There are a number of in situ techniques for recovering hydrocarbons, such as heavy oil and bitumen, from subsurface reservoirs. Thermal in situ recovery techniques often involve the injection of a heating fluid, such as steam, in order to heat and thereby reduce the viscosity of the hydrocarbons to facilitate recovery. One technique, called Steam-Assisted Gravity Drainage (SAGD), has become a widespread process for recovering heavy oil and bitumen, particularly in the oil sands of northern Alberta. The SAGD process involves well pairs, each pair having two horizontal wells drilled in the reservoir and aligned in spaced relation one on top of the other. The upper horizontal well is a steam injection well and the lower horizontal well is a production well.
A SAGD operation typically begins in startup mode, in order to establish fluid communication between the injection well and the production well. After startup, the production well can be recompleted for mechanical lift. Mechanical lift can involve the installation of a downhole pump, such as an electric submersible pump (ESP), at the end of an associated production line to provide the hydraulic force for lifting production fluids to the surface via the associated production line. When a production well is completed with a downhole pump, instrumentation including, for example, optical fibers, thermocouples and/or pressure sensors, can be provided running from the surface downward along the pump production line and terminating at and clamped to the downhole pump.
The use of a downhole pump, such as an ESP, involves a number of challenges. For example, the installation of a downhole pump can limit or prevent the possibility of running instrumentation and/or carrying out logging or other operations below the pump into the producing interval of the well.
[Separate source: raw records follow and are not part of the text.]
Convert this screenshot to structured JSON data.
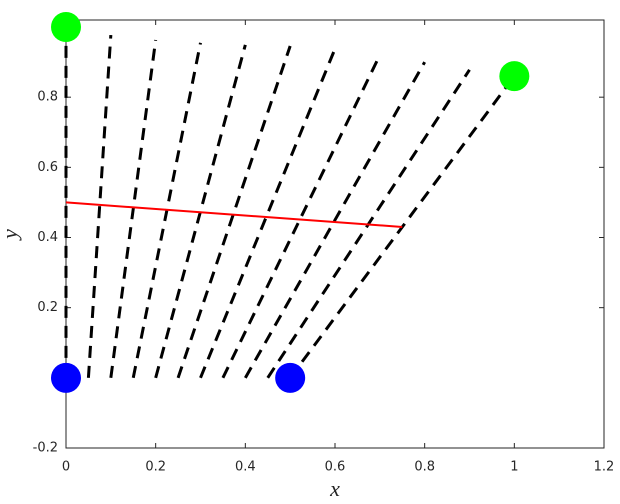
{
  "chart_data": {
    "type": "line",
    "xlabel": "x",
    "ylabel": "y",
    "xlim": [
      0,
      1.2
    ],
    "ylim": [
      -0.2,
      1.02
    ],
    "xticks": [
      0,
      0.2,
      0.4,
      0.6,
      0.8,
      1,
      1.2
    ],
    "yticks": [
      -0.2,
      0.2,
      0.4,
      0.6,
      0.8
    ],
    "series": [
      {
        "color": "#000000",
        "style": "dashed",
        "x": [
          0,
          0
        ],
        "values": [
          0,
          1
        ]
      },
      {
        "color": "#000000",
        "style": "dashed",
        "x": [
          0.05,
          0.1
        ],
        "values": [
          0,
          0.977
        ]
      },
      {
        "color": "#000000",
        "style": "dashed",
        "x": [
          0.1,
          0.2
        ],
        "values": [
          0,
          0.963
        ]
      },
      {
        "color": "#000000",
        "style": "dashed",
        "x": [
          0.15,
          0.3
        ],
        "values": [
          0,
          0.955
        ]
      },
      {
        "color": "#000000",
        "style": "dashed",
        "x": [
          0.2,
          0.4
        ],
        "values": [
          0,
          0.949
        ]
      },
      {
        "color": "#000000",
        "style": "dashed",
        "x": [
          0.25,
          0.5
        ],
        "values": [
          0,
          0.946
        ]
      },
      {
        "color": "#000000",
        "style": "dashed",
        "x": [
          0.3,
          0.6
        ],
        "values": [
          0,
          0.938
        ]
      },
      {
        "color": "#000000",
        "style": "dashed",
        "x": [
          0.35,
          0.7
        ],
        "values": [
          0,
          0.92
        ]
      },
      {
        "color": "#000000",
        "style": "dashed",
        "x": [
          0.4,
          0.8
        ],
        "values": [
          0,
          0.9
        ]
      },
      {
        "color": "#000000",
        "style": "dashed",
        "x": [
          0.45,
          0.9
        ],
        "values": [
          0,
          0.878
        ]
      },
      {
        "color": "#000000",
        "style": "dashed",
        "x": [
          0.5,
          1
        ],
        "values": [
          0,
          0.86
        ]
      },
      {
        "color": "#ff0000",
        "style": "solid",
        "x": [
          0,
          0.75
        ],
        "values": [
          0.5,
          0.43
        ]
      },
      {
        "color": "#00ff00",
        "style": "marker",
        "x": [
          0,
          1
        ],
        "values": [
          1,
          0.86
        ]
      },
      {
        "color": "#0000ff",
        "style": "marker",
        "x": [
          0,
          0.5
        ],
        "values": [
          0,
          0
        ]
      }
    ]
  }
}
In some scenarios, however, it can be desirable or necessary to monitor reservoir characteristics and/or process conditions below the pump to facilitate evaluation of different parameters (e.g., temperatures, pressures, flow rates, etc.) along the horizontal portion of the well and, in turn, manage well operations based on the collected data.
Conventional methods of getting instrumentation past a downhole pump deployed in a wellbore can involve time-consuming, extensive, and costly wellbore, wellhead and flowline modifications, and represent considerable downtime with various associated inefficiencies. Accordingly, various challenges still exist in the area of techniques for downhole deployment of well instrumentation in thermal in situ hydrocarbon recovery operations.